Trump stated: “I want to congratulate Charles on having made a fantastic speech today at Congress… Americans saw themselves as free men carrying forward central liberties and ancient rights of the Anglo Saxons into this new and beautiful world. In the eyes of America’s founders, our war of independence was fought not to reject this heritage, but to reclaim it and perfect it…. But even though the political bonds between the United States and Great Britain were dissolved forever, on July 4th, 1776, the more powerful strands of memory, culture, and identity proved unbreakable in any conflict and grew into a friendship unlike any other on Earth.”

Trump continued with his historical falsification, asserting that the same courage that led Americans to fight in World War II, was “the same keen sense of righteousness that drove the English crusaders to the Holy Land a thousand years ago.” With respect to Iran, Trump stated, “We’re doing a little Middle East work right now, you might know. And we’re doing very well. We have militarily defeated that particular opponent, and we’re never going to let that opponent ever—- Charles agrees with me even more than I do—we’re never going to let that opponent have a nuclear weapon.”

This would indicate some of the real content, such as suppressing Iran’s civilian nuclear program, at the closed door meeting that Trump and Charles held at the White House before the state dinner.

Finally, Trump endorsed British imperialism outright, attributing it to America as well. “History has known no more powerful force than the combination of American patriotism and British pride. The British Empire that began here in America certainly did not end here. The sons and daughters of the British Isles went on to found more countries and spread more civilization than any nation before. They built an English-speaking world upon which the sun never sets… Today, most of Britain’s former colonies have no idea what they truly owe to this towering legacy of law, liberty, and British customs they were given.”

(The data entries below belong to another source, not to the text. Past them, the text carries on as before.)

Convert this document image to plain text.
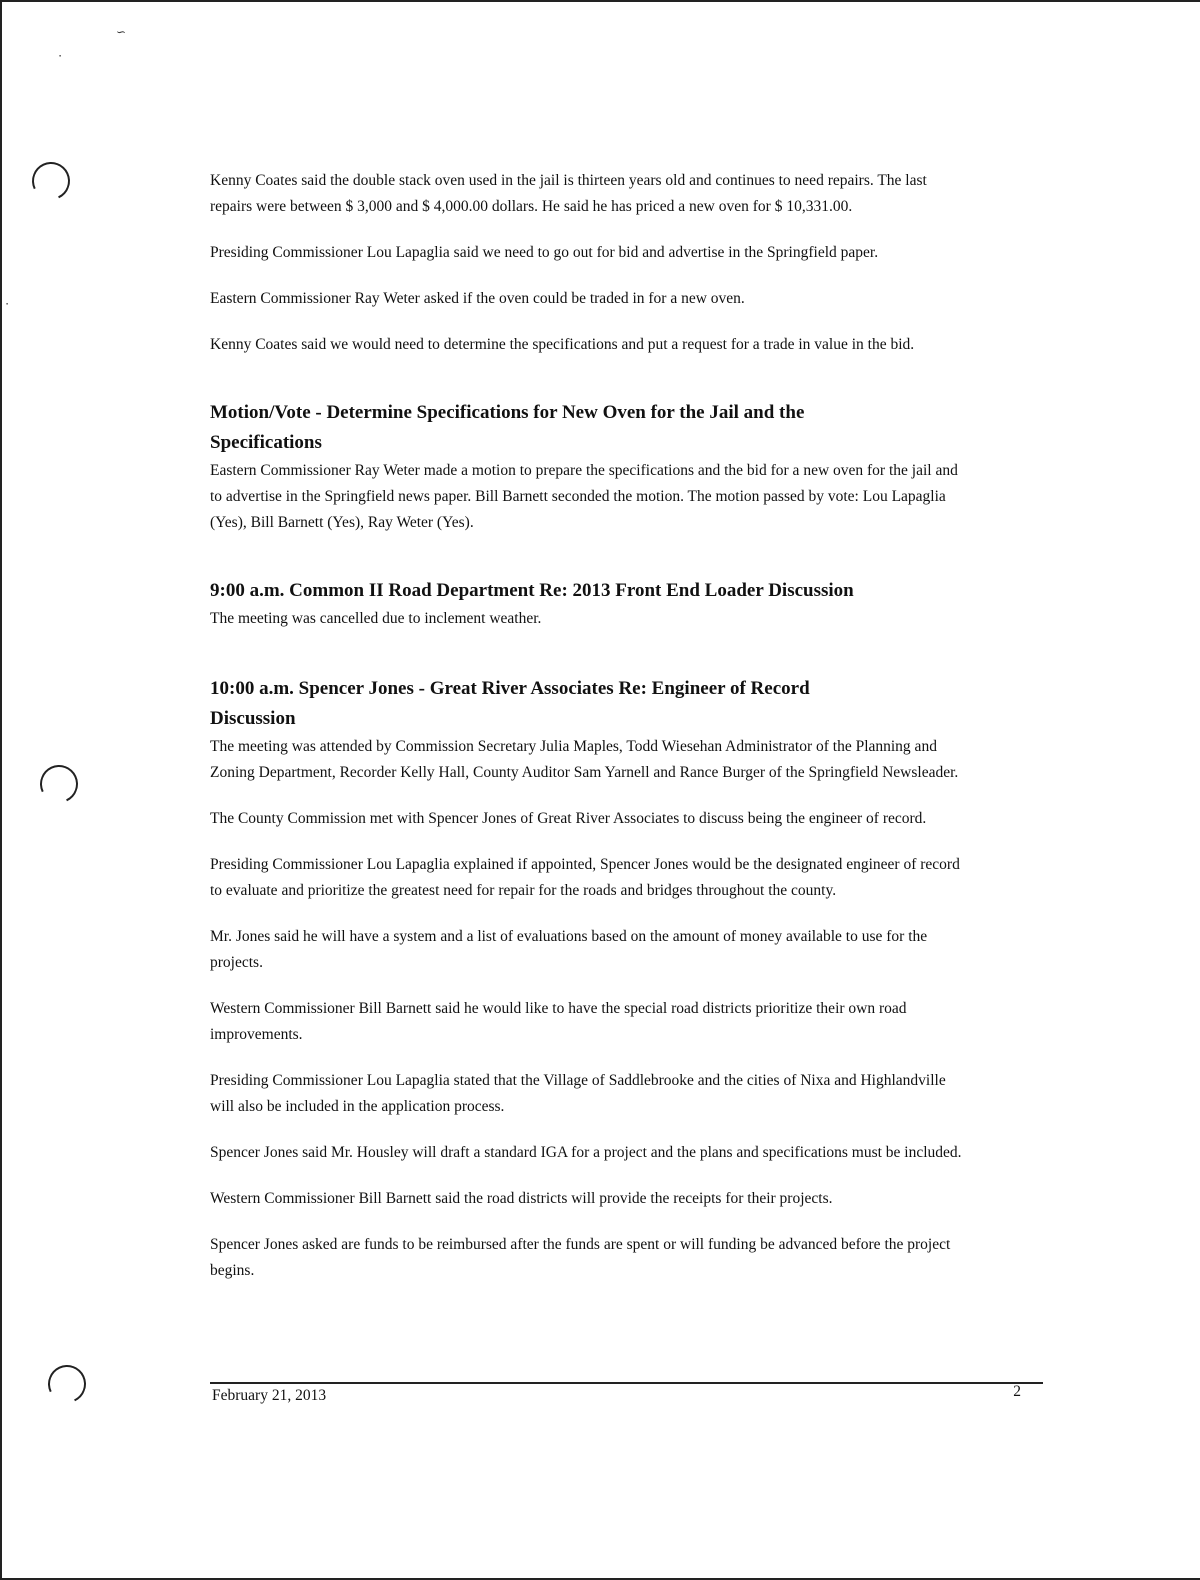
∽
⋅
⋅

Kenny Coates said the double stack oven used in the jail is thirteen years old and continues to need repairs. The last repairs were between $ 3,000 and $ 4,000.00 dollars. He said he has priced a new oven for $ 10,331.00.

Presiding Commissioner Lou Lapaglia said we need to go out for bid and advertise in the Springfield paper.

Eastern Commissioner Ray Weter asked if the oven could be traded in for a new oven.

Kenny Coates said we would need to determine the specifications and put a request for a trade in value in the bid.

Motion/Vote - Determine Specifications for New Oven for the Jail and the Specifications

Eastern Commissioner Ray Weter made a motion to prepare the specifications and the bid for a new oven for the jail and to advertise in the Springfield news paper. Bill Barnett seconded the motion. The motion passed by vote: Lou Lapaglia (Yes), Bill Barnett (Yes), Ray Weter (Yes).

9:00 a.m. Common II Road Department Re: 2013 Front End Loader Discussion

The meeting was cancelled due to inclement weather.

10:00 a.m. Spencer Jones - Great River Associates Re: Engineer of Record Discussion

The meeting was attended by Commission Secretary Julia Maples, Todd Wiesehan Administrator of the Planning and Zoning Department, Recorder Kelly Hall, County Auditor Sam Yarnell and Rance Burger of the Springfield Newsleader.

The County Commission met with Spencer Jones of Great River Associates to discuss being the engineer of record.

Presiding Commissioner Lou Lapaglia explained if appointed, Spencer Jones would be the designated engineer of record to evaluate and prioritize the greatest need for repair for the roads and bridges throughout the county.

Mr. Jones said he will have a system and a list of evaluations based on the amount of money available to use for the projects.

Western Commissioner Bill Barnett said he would like to have the special road districts prioritize their own road improvements.

Presiding Commissioner Lou Lapaglia stated that the Village of Saddlebrooke and the cities of Nixa and Highlandville will also be included in the application process.

Spencer Jones said Mr. Housley will draft a standard IGA for a project and the plans and specifications must be included.

Western Commissioner Bill Barnett said the road districts will provide the receipts for their projects.

Spencer Jones asked are funds to be reimbursed after the funds are spent or will funding be advanced before the project begins.

February 21, 2013	2
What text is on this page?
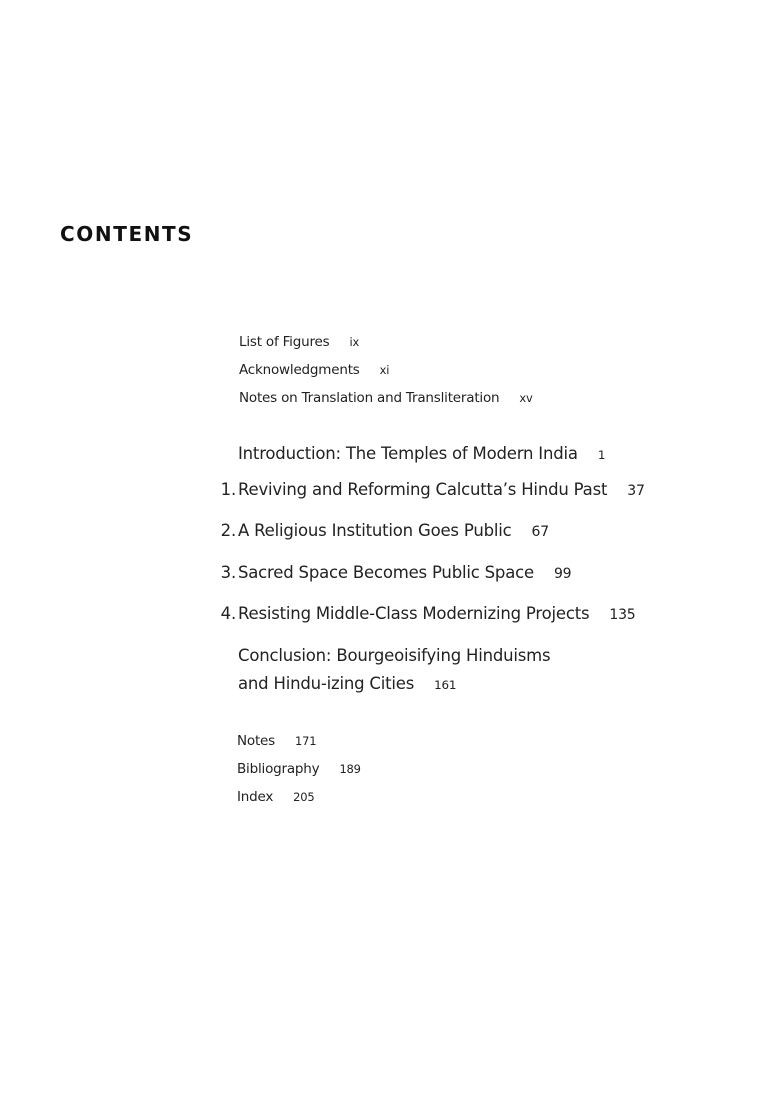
CONTENTS
List of Figures ix
Acknowledgments xi
Notes on Translation and Transliteration xv
Introduction: The Temples of Modern India 1
1. Reviving and Reforming Calcutta’s Hindu Past 37
2. A Religious Institution Goes Public 67
3. Sacred Space Becomes Public Space 99
4. Resisting Middle-Class Modernizing Projects 135
Conclusion: Bourgeoisifying Hinduisms
and Hindu-izing Cities 161
Notes 171
Bibliography 189
Index 205
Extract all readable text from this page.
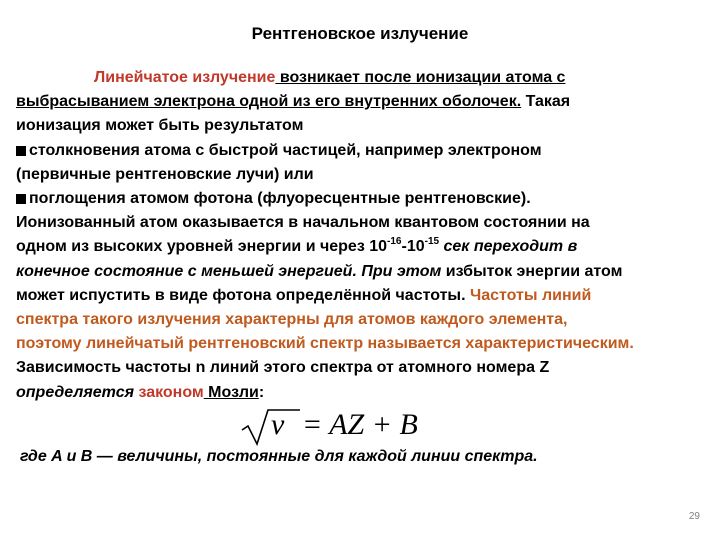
Рентгеновское излучение
Линейчатое излучение возникает после ионизации атома с
выбрасыванием электрона одной из его внутренних оболочек. Такая
ионизация может быть результатом
столкновения атома с быстрой частицей, например электроном
(первичные рентгеновские лучи) или
поглощения атомом фотона (флуоресцентные рентгеновские).
Ионизованный атом оказывается в начальном квантовом состоянии на
одном из высоких уровней энергии и через $10^{-16}-10^{-15}$ сек переходит в
конечное состояние с меньшей энергией. При этом избыток энергии атом
может испустить в виде фотона определённой частоты. Частоты линий
спектра такого излучения характерны для атомов каждого элемента,
поэтому линейчатый рентгеновский спектр называется характеристическим.
Зависимость частоты n линий этого спектра от атомного номера Z
определяется законом Мозли:
v = AZ + B
где A и B — величины, постоянные для каждой линии спектра.
29
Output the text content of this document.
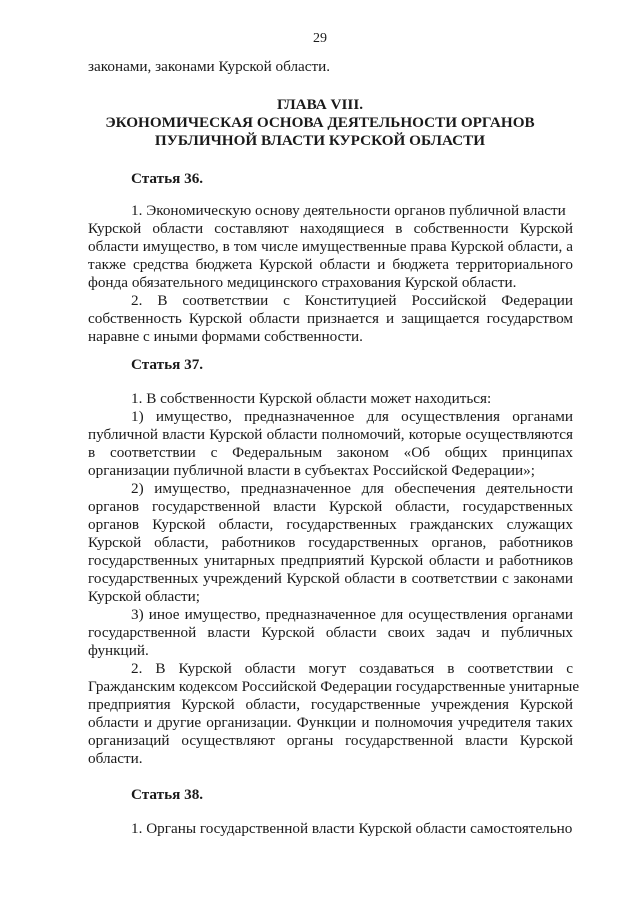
29
законами, законами Курской области.
ГЛАВА VIII.
ЭКОНОМИЧЕСКАЯ ОСНОВА ДЕЯТЕЛЬНОСТИ ОРГАНОВ
ПУБЛИЧНОЙ ВЛАСТИ КУРСКОЙ ОБЛАСТИ
Статья 36.
1. Экономическую основу деятельности органов публичной власти
Курской области составляют находящиеся в собственности Курской
области имущество, в том числе имущественные права Курской области, а
также средства бюджета Курской области и бюджета территориального
фонда обязательного медицинского страхования Курской области.
2. В соответствии с Конституцией Российской Федерации
собственность Курской области признается и защищается государством
наравне с иными формами собственности.
Статья 37.
1. В собственности Курской области может находиться:
1) имущество, предназначенное для осуществления органами
публичной власти Курской области полномочий, которые осуществляются
в соответствии с Федеральным законом «Об общих принципах
организации публичной власти в субъектах Российской Федерации»;
2) имущество, предназначенное для обеспечения деятельности
органов государственной власти Курской области, государственных
органов Курской области, государственных гражданских служащих
Курской области, работников государственных органов, работников
государственных унитарных предприятий Курской области и работников
государственных учреждений Курской области в соответствии с законами
Курской области;
3) иное имущество, предназначенное для осуществления органами
государственной власти Курской области своих задач и публичных
функций.
2. В Курской области могут создаваться в соответствии с
Гражданским кодексом Российской Федерации государственные унитарные
предприятия Курской области, государственные учреждения Курской
области и другие организации. Функции и полномочия учредителя таких
организаций осуществляют органы государственной власти Курской
области.
Статья 38.
1. Органы государственной власти Курской области самостоятельно
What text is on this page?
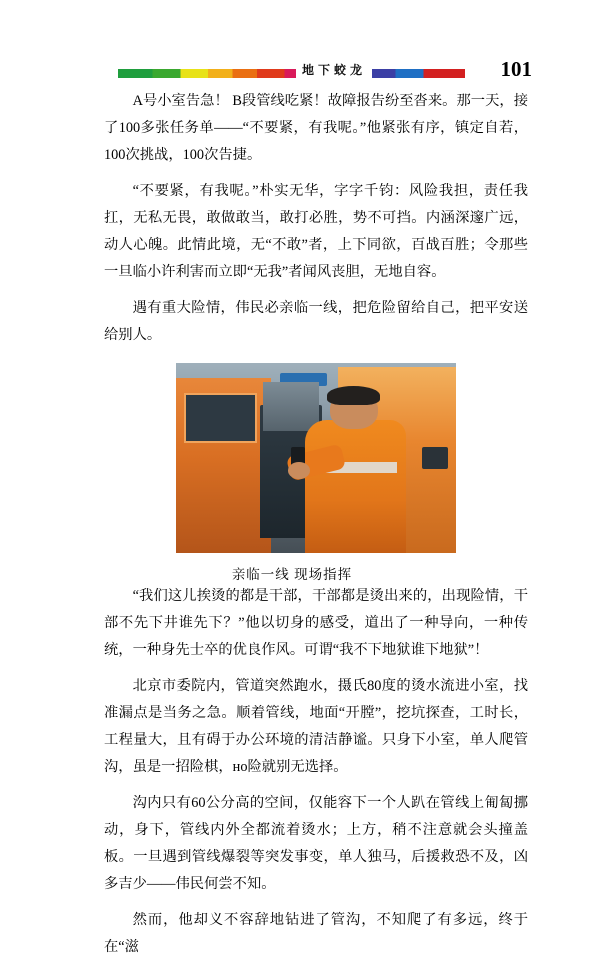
地下蛟龙	101

A号小室告急！ B段管线吃紧！故障报告纷至沓来。那一天，接了100多张任务单——“不要紧，有我呢。”他紧张有序，镇定自若，100次挑战，100次告捷。

“不要紧，有我呢。”朴实无华，字字千钧：风险我担，责任我扛，无私无畏，敢做敢当，敢打必胜，势不可挡。内涵深邃广远，动人心魄。此情此境，无“不敢”者，上下同欲，百战百胜；令那些一旦临小许利害而立即“无我”者闻风丧胆，无地自容。

遇有重大险情，伟民必亲临一线，把危险留给自己，把平安送给别人。

亲临一线 现场指挥

“我们这儿挨烫的都是干部，干部都是烫出来的，出现险情，干部不先下井谁先下？”他以切身的感受，道出了一种导向，一种传统，一种身先士卒的优良作风。可谓“我不下地狱谁下地狱”！

北京市委院内，管道突然跑水，摄氏80度的烫水流进小室，找准漏点是当务之急。顺着管线，地面“开膛”，挖坑探查，工时长，工程量大，且有碍于办公环境的清洁静谧。只身下小室，单人爬管沟，虽是一招险棋，но险就别无选择。

沟内只有60公分高的空间，仅能容下一个人趴在管线上匍匐挪动，身下，管线内外全都流着烫水；上方，稍不注意就会头撞盖板。一旦遇到管线爆裂等突发事变，单人独马，后援救恐不及，凶多吉少——伟民何尝不知。

然而，他却义不容辞地钻进了管沟，不知爬了有多远，终于在“滋
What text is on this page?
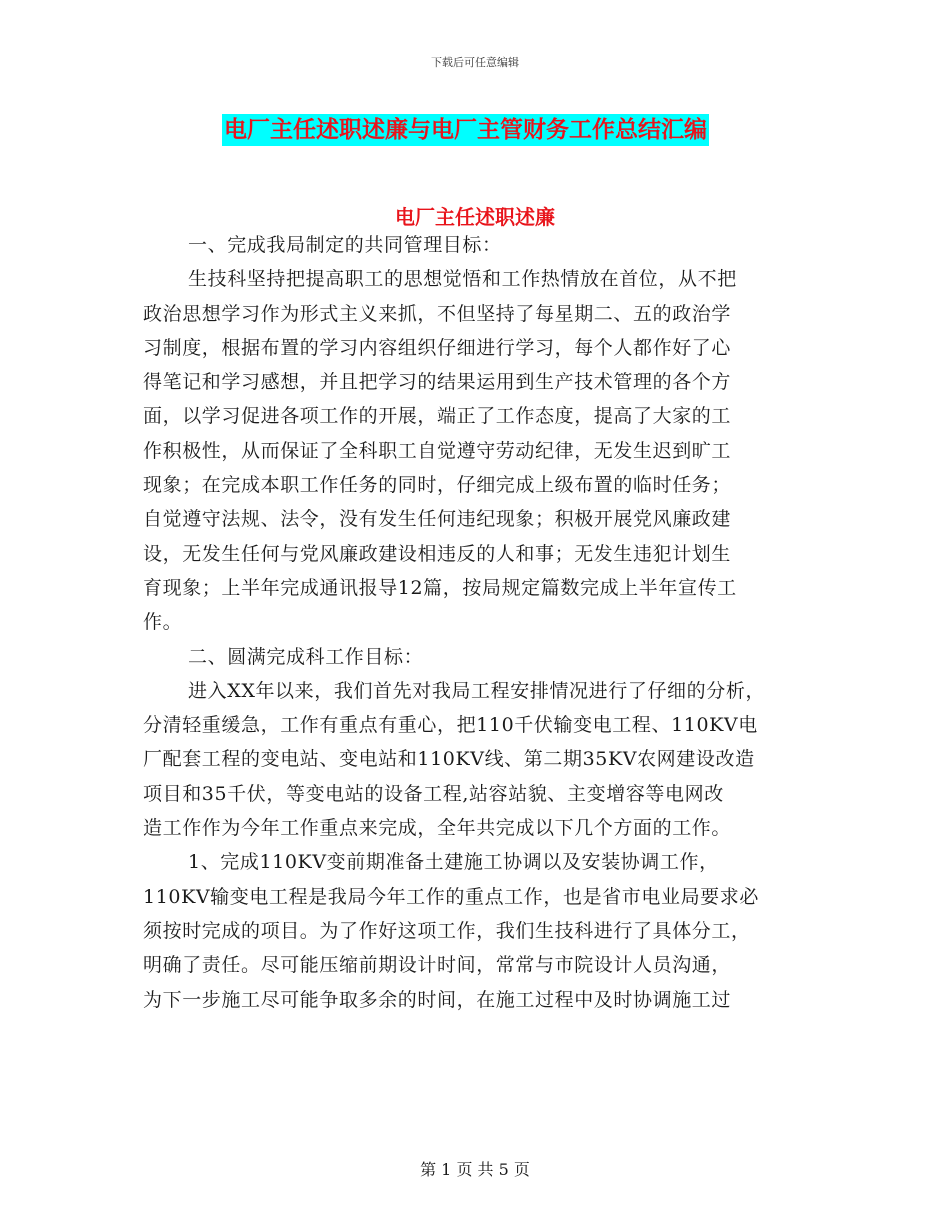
下载后可任意编辑
电厂主任述职述廉与电厂主管财务工作总结汇编
电厂主任述职述廉
一、完成我局制定的共同管理目标：
生技科坚持把提高职工的思想觉悟和工作热情放在首位，从不把
政治思想学习作为形式主义来抓，不但坚持了每星期二、五的政治学
习制度，根据布置的学习内容组织仔细进行学习，每个人都作好了心
得笔记和学习感想，并且把学习的结果运用到生产技术管理的各个方
面，以学习促进各项工作的开展，端正了工作态度，提高了大家的工
作积极性，从而保证了全科职工自觉遵守劳动纪律，无发生迟到旷工
现象；在完成本职工作任务的同时，仔细完成上级布置的临时任务；
自觉遵守法规、法令，没有发生任何违纪现象；积极开展党风廉政建
设，无发生任何与党风廉政建设相违反的人和事；无发生违犯计划生
育现象；上半年完成通讯报导12篇，按局规定篇数完成上半年宣传工
作。
二、圆满完成科工作目标：
进入XX年以来，我们首先对我局工程安排情况进行了仔细的分析，
分清轻重缓急，工作有重点有重心，把110千伏输变电工程、110KV电
厂配套工程的变电站、变电站和110KV线、第二期35KV农网建设改造
项目和35千伏，等变电站的设备工程,站容站貌、主变增容等电网改
造工作作为今年工作重点来完成，全年共完成以下几个方面的工作。
1、完成110KV变前期准备土建施工协调以及安装协调工作，
110KV输变电工程是我局今年工作的重点工作，也是省市电业局要求必
须按时完成的项目。为了作好这项工作，我们生技科进行了具体分工，
明确了责任。尽可能压缩前期设计时间，常常与市院设计人员沟通，
为下一步施工尽可能争取多余的时间，在施工过程中及时协调施工过
第 1 页 共 5 页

For his part at the dinner, King Charles referenced Trump’s remodeling of the White House’s ball room with an attempted joke: “I’m sorry to say that we British, of course, made our own small attempt at real estate redevelopment of the White House in 1814.” This referred to British troops burning down the White in the War of 1812, in which the British Empire attempted to conquer and eliminate the young United States. The audience, which included U.S. Secretary of State Marco Rubio, U.S. Secretary of Defense Pete Hegseth, and U.S. Secretary of Treasury Scott Bessent, laughed uproariously.

The Trump-Charles attack on the political and philosophical principles underlying the U.S. Constitution dates back to a visit by Trump to Windsor Castle on Sept. 17, 2025 where Charles first hosted Trump for a state dinner banquet. At that dinner, Trump cited favorably and fawned over the British imperial authors “[John] Locke and [Thomas] Hobbes, and [Adam] Smith and…[Isaac]Newton.” He called that banquet “one of the highest honors of my life.” Charles, with deep cynicism stated: “I cannot help but wonder what our forebears from 1776 would make of this favorable friendship today. The rebel commander and pioneering first President George Washington famously vowed never to set foot on British soil.”